I have always used MegaRay self ballasted 100W bulbs. The bulb itself is about 50 pucks and 6 for shipping. Worked great for my aquatic turtles, beardies and now my baby greek tort. It was suggested to me by a breeder and have read some very good reviews on it.

Here is their site: 

http://www.reptileuv.com/megaray-sb-100-watt-self-ballasted-flood-uvb-lamp.php


----------



## tortoisenerd (Jun 13, 2010)

Yes, MVBs are the best on the market and the only ones I would ever recommend. Having one fixture and one bulb (unless you need night heat, I use a ceramic heat emitter in winter) and having the bulb last a year is cheapest too, from the math I did. The 100 Watt T-Rex (or Mega Ray, same bulb but different brands) is the best in my opinion and by the research on this site: http://www.uvguide.co.uk/mercuryvapourlamps.htm They run about $50 online for the Active UV Heat. The other brands seem to have less UVB output and reliability in my opinion. They have a new model out, the UV Heat, that is less expensive (about half the price, not sure if it is a sale or a permanent price), but there isn't data out on it yet so I am waiting on the data before I buy it. There have been cases before that a bulb came on the market and it was later found it was damaging to animals. I'm not saying there is a problem with the new one, but it is of my opinion there is not enough information out there for me to want to buy it.

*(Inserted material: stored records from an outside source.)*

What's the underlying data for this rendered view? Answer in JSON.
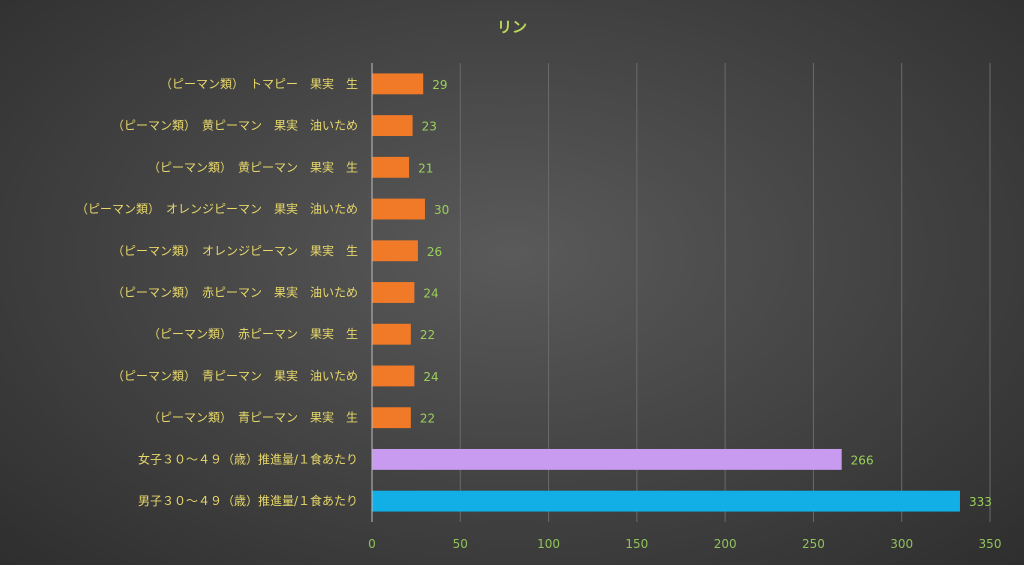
{
  "chart_data": {
    "type": "bar",
    "orientation": "horizontal",
    "title": "リン",
    "categories": [
      "（ピーマン類）　トマピー　果実　生",
      "（ピーマン類）　黄ピーマン　果実　油いため",
      "（ピーマン類）　黄ピーマン　果実　生",
      "（ピーマン類）　オレンジピーマン　果実　油いため",
      "（ピーマン類）　オレンジピーマン　果実　生",
      "（ピーマン類）　赤ピーマン　果実　油いため",
      "（ピーマン類）　赤ピーマン　果実　生",
      "（ピーマン類）　青ピーマン　果実　油いため",
      "（ピーマン類）　青ピーマン　果実　生",
      "女子３０～４９（歳）推進量/１食あたり",
      "男子３０～４９（歳）推進量/１食あたり"
    ],
    "values": [
      29,
      23,
      21,
      30,
      26,
      24,
      22,
      24,
      22,
      266,
      333
    ],
    "bar_colors": [
      "#f07a28",
      "#f07a28",
      "#f07a28",
      "#f07a28",
      "#f07a28",
      "#f07a28",
      "#f07a28",
      "#f07a28",
      "#f07a28",
      "#c89bf0",
      "#12aee6"
    ],
    "xlim": [
      0,
      350
    ],
    "xticks": [
      0,
      50,
      100,
      150,
      200,
      250,
      300,
      350
    ],
    "xlabel": "",
    "ylabel": "",
    "grid": "vertical",
    "legend": "none"
  }
}
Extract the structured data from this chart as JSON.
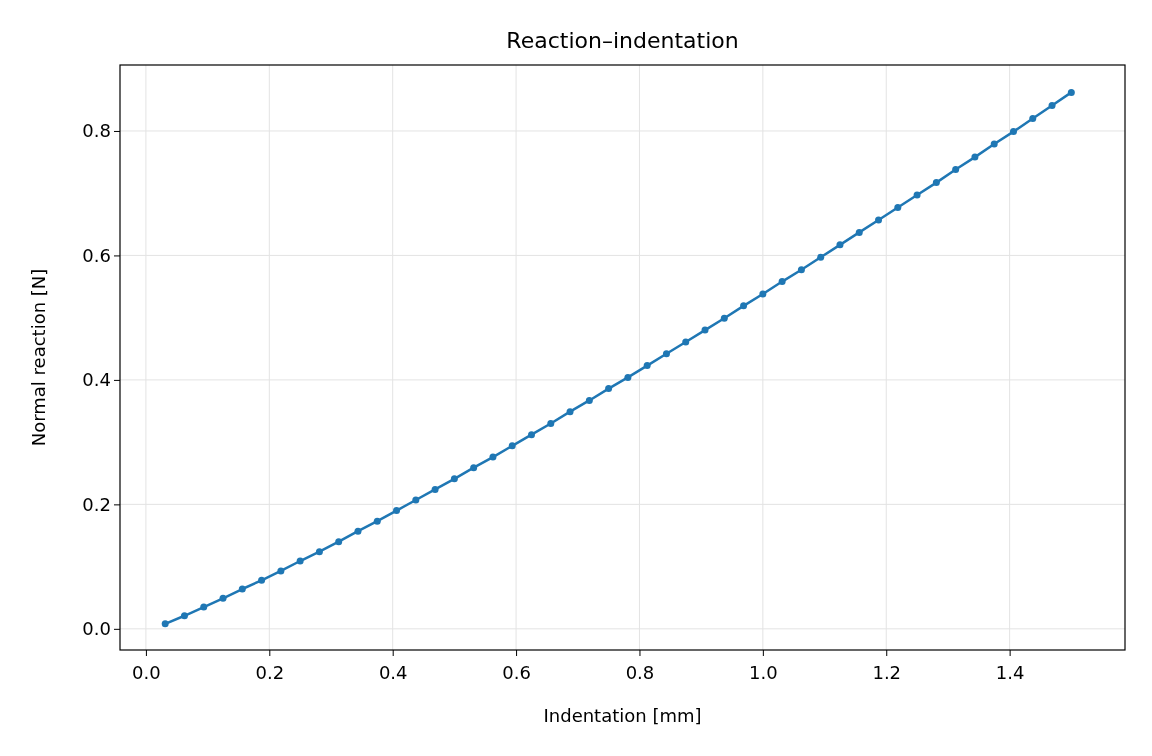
{
  "chart_data": {
    "type": "line",
    "title": "Reaction–indentation",
    "xlabel": "Indentation [mm]",
    "ylabel": "Normal reaction [N]",
    "x": [
      0.03125,
      0.0625,
      0.09375,
      0.125,
      0.15625,
      0.1875,
      0.21875,
      0.25,
      0.28125,
      0.3125,
      0.34375,
      0.375,
      0.40625,
      0.4375,
      0.46875,
      0.5,
      0.53125,
      0.5625,
      0.59375,
      0.625,
      0.65625,
      0.6875,
      0.71875,
      0.75,
      0.78125,
      0.8125,
      0.84375,
      0.875,
      0.90625,
      0.9375,
      0.96875,
      1.0,
      1.03125,
      1.0625,
      1.09375,
      1.125,
      1.15625,
      1.1875,
      1.21875,
      1.25,
      1.28125,
      1.3125,
      1.34375,
      1.375,
      1.40625,
      1.4375,
      1.46875,
      1.5
    ],
    "series": [
      {
        "color": "#1f77b4",
        "values": [
          0.008,
          0.021,
          0.035,
          0.049,
          0.064,
          0.078,
          0.093,
          0.109,
          0.124,
          0.14,
          0.157,
          0.173,
          0.19,
          0.207,
          0.224,
          0.241,
          0.259,
          0.276,
          0.294,
          0.312,
          0.33,
          0.349,
          0.367,
          0.386,
          0.404,
          0.423,
          0.442,
          0.461,
          0.48,
          0.499,
          0.519,
          0.538,
          0.558,
          0.577,
          0.597,
          0.617,
          0.637,
          0.657,
          0.677,
          0.697,
          0.717,
          0.738,
          0.758,
          0.779,
          0.799,
          0.82,
          0.841,
          0.862
        ]
      }
    ],
    "xlim": [
      -0.042,
      1.587
    ],
    "xticks": [
      {
        "value": 0,
        "label": "0.0"
      },
      0.2,
      0.4,
      0.6,
      0.8,
      {
        "value": 1,
        "label": "1.0"
      },
      1.2,
      1.4
    ],
    "ylim": [
      -0.034,
      0.906
    ],
    "yticks": [
      {
        "value": 0,
        "label": "0.0"
      },
      0.2,
      0.4,
      0.6,
      0.8
    ],
    "grid": true,
    "marker": "circle",
    "line_style": "solid"
  }
}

You need the bulb face parallel to the substrate, so also get a lamp stand and a wide and deep ceramic socket hood fixture. Mount it between 12 and 18 inches from the substrate, adjusting it to get the desired basking temperature.


----------



## Missy (Jun 13, 2010)

Thanks everyone for the info.



khanvict said:


> Missy said:
> 
> 
> > I would like to get Tank a UVB-UVA self ballasted mercury vapor lamp. Is this right for his indoor enclosure??? The Zoo Med ones are like $70.00 that I have found, is that the going price or does someone know of a better deal?
> ...



Thank you for all your trouble. I appreciate it. I will go check it out.


----------